'MISUNDERSTOOD' COAST HAS ZUCKERBERG FACTOR, SAYS HP BOSS
Written on the 29 May 2015 by Nick Nichols
IF THE world is looking for the next Mark Zuckerberg, Hewlett Packard's regional head reckons the Gold Coast could be a good place to start.
Sean Girvin (pictured left), the South Pacific vice-president of sales enterprise services for HP, is spearheading a push by the global technology giant into the Gold Coast, taking the first step by establishing a dedicated office in the city for the first time.
Girvin says HP's Southport base aims to tap emerging opportunities, as well as the talent that is coming through the Gold Coast's growing education sector as part of its ongoing recruitment drive.
He also rates the opportunities leading up to the 2018 Commonwealth Games as significant for HP and the Gold Coast, a market that he believes has been "misunderstood".
Girvin says Sydney is known as a financial centre, Melbourne is famed for its industrial base, while even Adelaide has hung its hat on the car industry and wine production.
"I haven't actually seen the identity of the Gold Coast and I can say this with conviction because I have no preconceived notions," says the Canada-born Girvin, who is based in Sydney.

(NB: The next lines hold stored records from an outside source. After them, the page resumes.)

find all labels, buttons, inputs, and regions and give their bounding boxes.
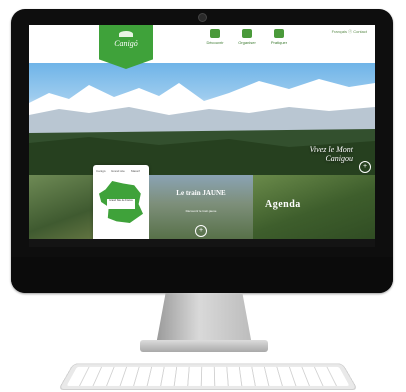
keyboard-keys [66, 366, 350, 386]
tile-landscape[interactable] [29, 175, 93, 247]
panel-tab[interactable]: Massif [131, 169, 140, 173]
hero-more-button[interactable]: + [359, 161, 371, 173]
monitor-base [140, 340, 268, 352]
imac-monitor: Français ⓕ Contact Découvrir Organiser P… [11, 9, 393, 293]
utility-links[interactable]: Français ⓕ Contact [332, 29, 367, 35]
hero-title: Vivez le Mont Canigou [309, 145, 353, 163]
tile-agenda[interactable]: Agenda [253, 175, 375, 247]
feature-tiles: Canigó Grand site Massif Grand Site de F… [29, 165, 375, 247]
monitor-chin [11, 257, 393, 293]
logo-mark-icon [119, 31, 133, 37]
hiker-icon [274, 29, 284, 38]
train-title: Le train JAUNE [176, 189, 226, 197]
screen: Français ⓕ Contact Découvrir Organiser P… [29, 25, 375, 247]
tile-train-jaune[interactable]: Le train JAUNE Découvrir le train jaune … [149, 175, 253, 247]
screen-bottom-strip [29, 239, 375, 247]
logo-text: Canigó [114, 39, 138, 48]
panel-tab[interactable]: Canigó [96, 169, 106, 173]
train-subtitle: Découvrir le train jaune [185, 209, 217, 213]
panel-tab[interactable]: Grand site [111, 169, 125, 173]
nav-label: Organiser [238, 40, 256, 45]
grand-site-panel[interactable]: Canigó Grand site Massif Grand Site de F… [93, 165, 149, 247]
agenda-title: Agenda [265, 199, 301, 210]
nav-label: Découvrir [206, 40, 224, 45]
keyboard [57, 363, 359, 391]
mountain-icon [210, 29, 220, 38]
nav-item-decouvrir[interactable]: Découvrir [197, 29, 233, 45]
site-header: Français ⓕ Contact Découvrir Organiser P… [29, 25, 375, 63]
nav-item-pratiquer[interactable]: Pratiquer [261, 29, 297, 45]
calendar-icon [242, 29, 252, 38]
nav-item-organiser[interactable]: Organiser [229, 29, 265, 45]
webcam [198, 13, 207, 22]
monitor-stand [156, 293, 252, 345]
nav-label: Pratiquer [270, 40, 288, 45]
train-more-button[interactable]: + [195, 225, 207, 237]
grand-site-label: Grand Site de France [107, 199, 135, 209]
hero-banner: Vivez le Mont Canigou + [29, 63, 375, 175]
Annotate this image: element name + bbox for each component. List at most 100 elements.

While Girvin concedes there is an exploratory element to the Gold Coast move, there is also an underlying commercial imperative.
Girvin sees the Gold Coast "at an inflection point" thanks to the 2018 Commonwealth Games and the Mayor Tom Tate's drive to create a true CBD at Southport for the city.
"The Gold Coast is on a growth trajectory and this has a really interesting mix," he says.
Girvin describes the Gold Coast as a "conglomeration of multiple villages", not unlike New York City, but the CBD push is a key element to developing the city's future identity.
"When you combine the six or seven boroughs, or smaller cities, when you start to bring that together here you have the sixth-largest population in the country. As a multinational that has a large market presence, it would be remiss not to have market presence in a city as large and diverse as the Gold Coast."
Girvin describes the Commonwealth Games as "without question the largest event in Australia this decade", and that the opportunities it affords should not be underestimated.
"The ability to capture that market and leverage the investment from the infrastructure and how that moves forward can be game changing. Those are the things that are really interesting to me.
"Gold Coast is a market we haven't invested in or tapped into from a commerce perspective. There is an addressable market here that has business needs that we can service."
Girvin says the Gold Coast expansion is part of an overall Australian and New Zealand strategy by HP to boost its presence in financial services and state government, which includes transport, law enforcement, education and healthcare services.
He says HP is under-represented in these sectors in Queensland which until now was serviced by its Brisbane office.
"When you look at the concentration and size of the Gold Coast I think it's an area that is really a little misunderstood as a tourist destination," he says.
"Other than government I think Riviera Group is one of the largest employers in the marketplace, but there is a huge investment in education."
Girvin sees opportunities for HP to tap into the university and education space as part of rebuilding its workforce through internships. The company already sponsors the $10,000 Mayor's Telstra Technology Award at Bond University.
"I am a big proponent of the next generation and there is no monopoly on good thoughts," says Girvin.
"There's no reason why the next Mark Zuckerberg can't come out of the Gold Coast.
"You have a large population that is in close proximity to Brisbane and you have a good student education base. But the challenge is where do they go from there? Traditionally they will go into the tourism industry or they will go elsewhere."
Girvin says HP's vision is to build on its relationships on the Gold Coast to source the "brightest minds" for its workforce and provide career paths for Gold Coast graduates.
HP, the company that kick-started Silicon Valley, employs about 5000 people across Australia and about 300,000 globally.
The company has a strong relationship with Telstra and initially plans to leverage off that to build on its Gold Coast operations.